The other learning curve was about all the drugs and addiction that is at the heart of the drama.

“Coming from a world in which there is not addiction in my family, I have learned to have great compassion for somebody who is an addict. And I have, I think, a greater understanding and patience and also a greater sense of adventure in storytelling” as a result, Phillips said.

“We started out this season knowing what our ending was going to be and then completely changed it, because the show spoke to us. And we much as we did last season as well, because these characters all have their own voices.

“This is such an extraordinary cast that we hear their voices and we write in their voices. They are sitting with us as we write these scripts and as we come up with these stories. And I’ve never — maybe with the possible exception of Michael Hall — I’ve never had that experience before. And so I just think as a storyteller, I was pretty good at what I did when I joined the show, and I think I’m a lot better now that we’re ending the show.”

And how will it end?

Well, they’re not going to burn the hospital down, he said.

It’s not that “Nurse Jackie” ran out of stories to tell.

“I think that had we been renewed for another year, that we could have delivered a terrific year,” Phillips said.

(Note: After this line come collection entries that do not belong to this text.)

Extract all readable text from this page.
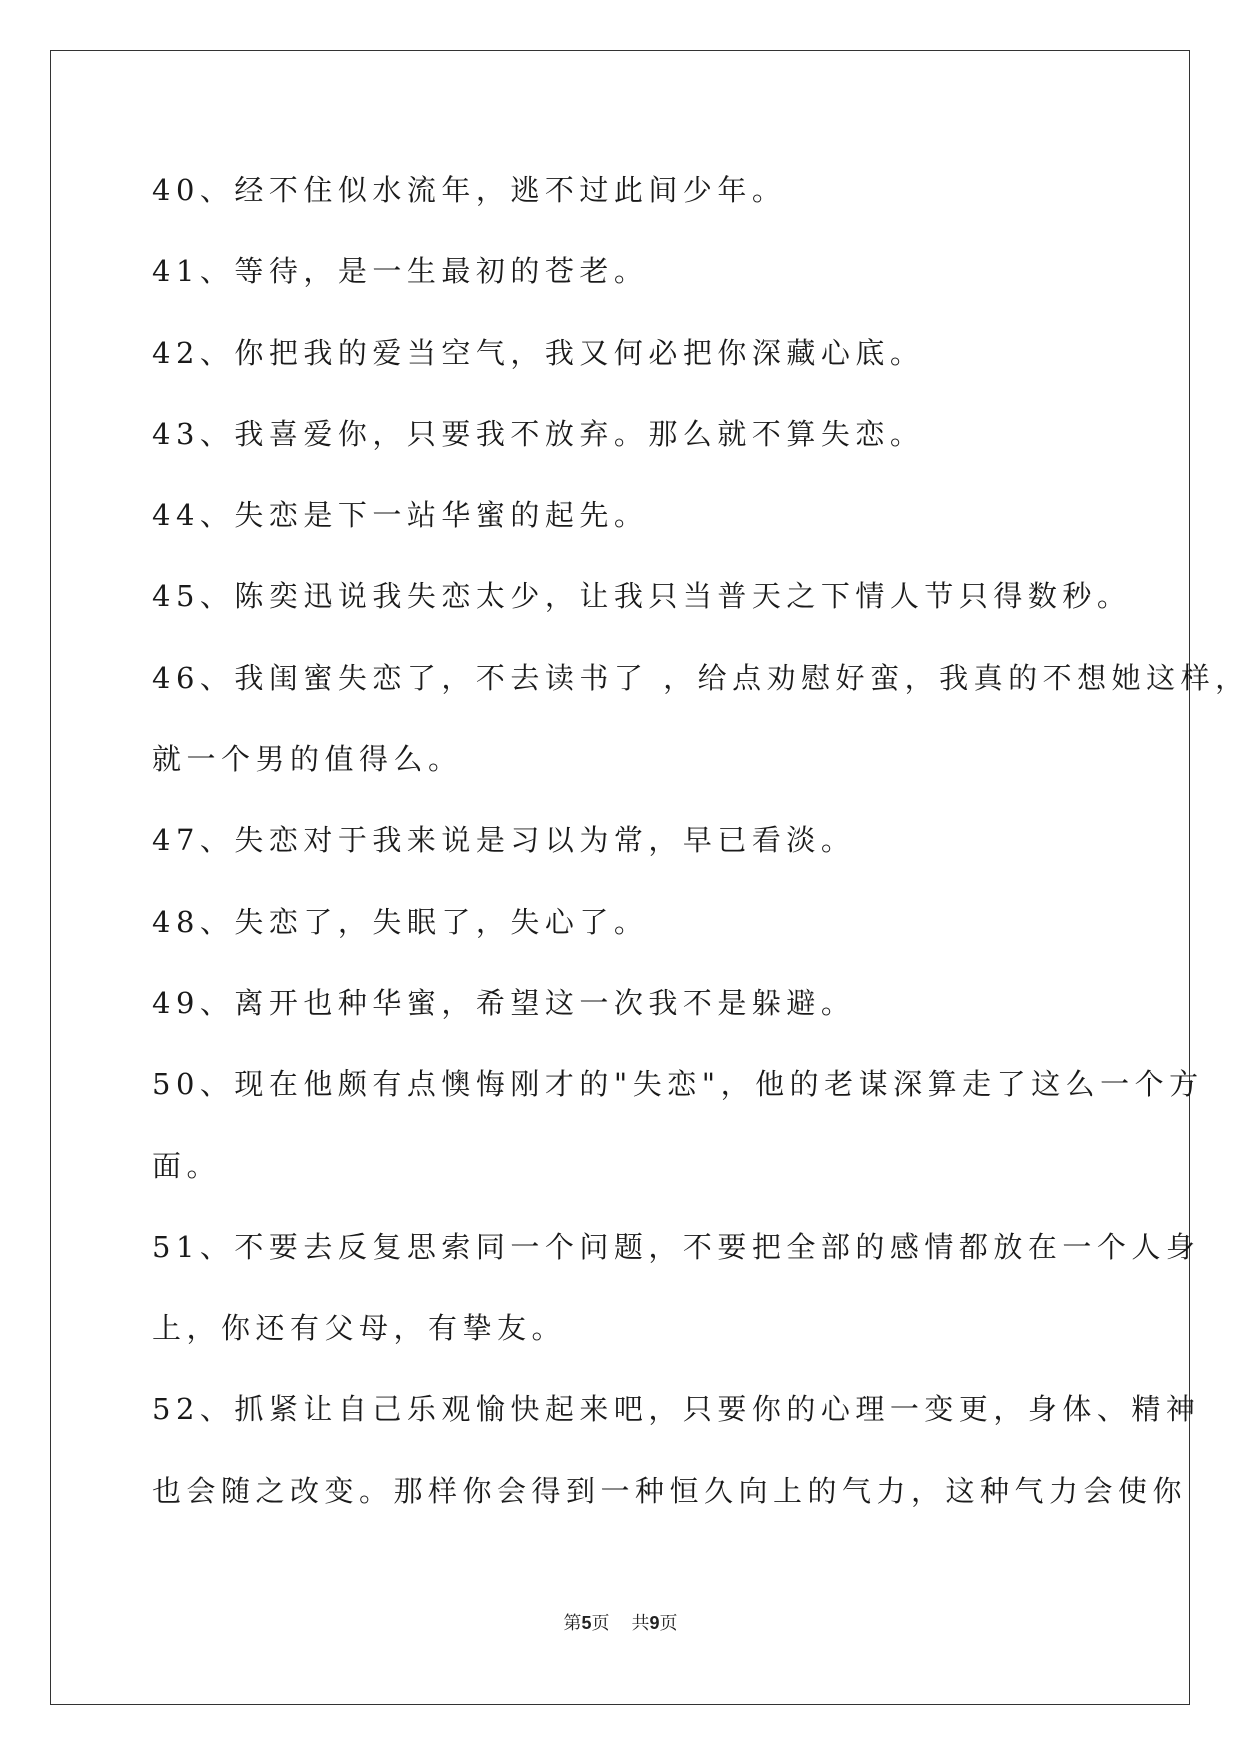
40、经不住似水流年，逃不过此间少年。
41、等待，是一生最初的苍老。
42、你把我的爱当空气，我又何必把你深藏心底。
43、我喜爱你，只要我不放弃。那么就不算失恋。
44、失恋是下一站华蜜的起先。
45、陈奕迅说我失恋太少，让我只当普天之下情人节只得数秒。
46、我闺蜜失恋了，不去读书了 ，给点劝慰好蛮，我真的不想她这样，
就一个男的值得么。
47、失恋对于我来说是习以为常，早已看淡。
48、失恋了，失眠了，失心了。
49、离开也种华蜜，希望这一次我不是躲避。
50、现在他颇有点懊悔刚才的"失恋"，他的老谋深算走了这么一个方
面。
51、不要去反复思索同一个问题，不要把全部的感情都放在一个人身
上，你还有父母，有挚友。
52、抓紧让自己乐观愉快起来吧，只要你的心理一变更，身体、精神
也会随之改变。那样你会得到一种恒久向上的气力，这种气力会使你
第5页 共9页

But when they got the phone call, he added, “it made sense in a way. We had told the up and back story of addiction and of trust and of love and of consequence and of the shrapnel that a drug addict has inflicted upon her colleagues and her family and her friends in about as many ways as we possibly could. And I think that we’re ending in a graceful and authentic way this year.”

Does he a believer in happy endings?

“I’m not,” he said. “I’m a believer in authentic endings. And I think that the end of this season is as authentic as it can possibly be and will be really satisfying to the viewers.”

Phillips has a happy ending career wise though. His adaptation of “Broke,” based on the Danish series “Bankerot,” has just been given a straight-to-series order by AMC, with an expected premiere next year.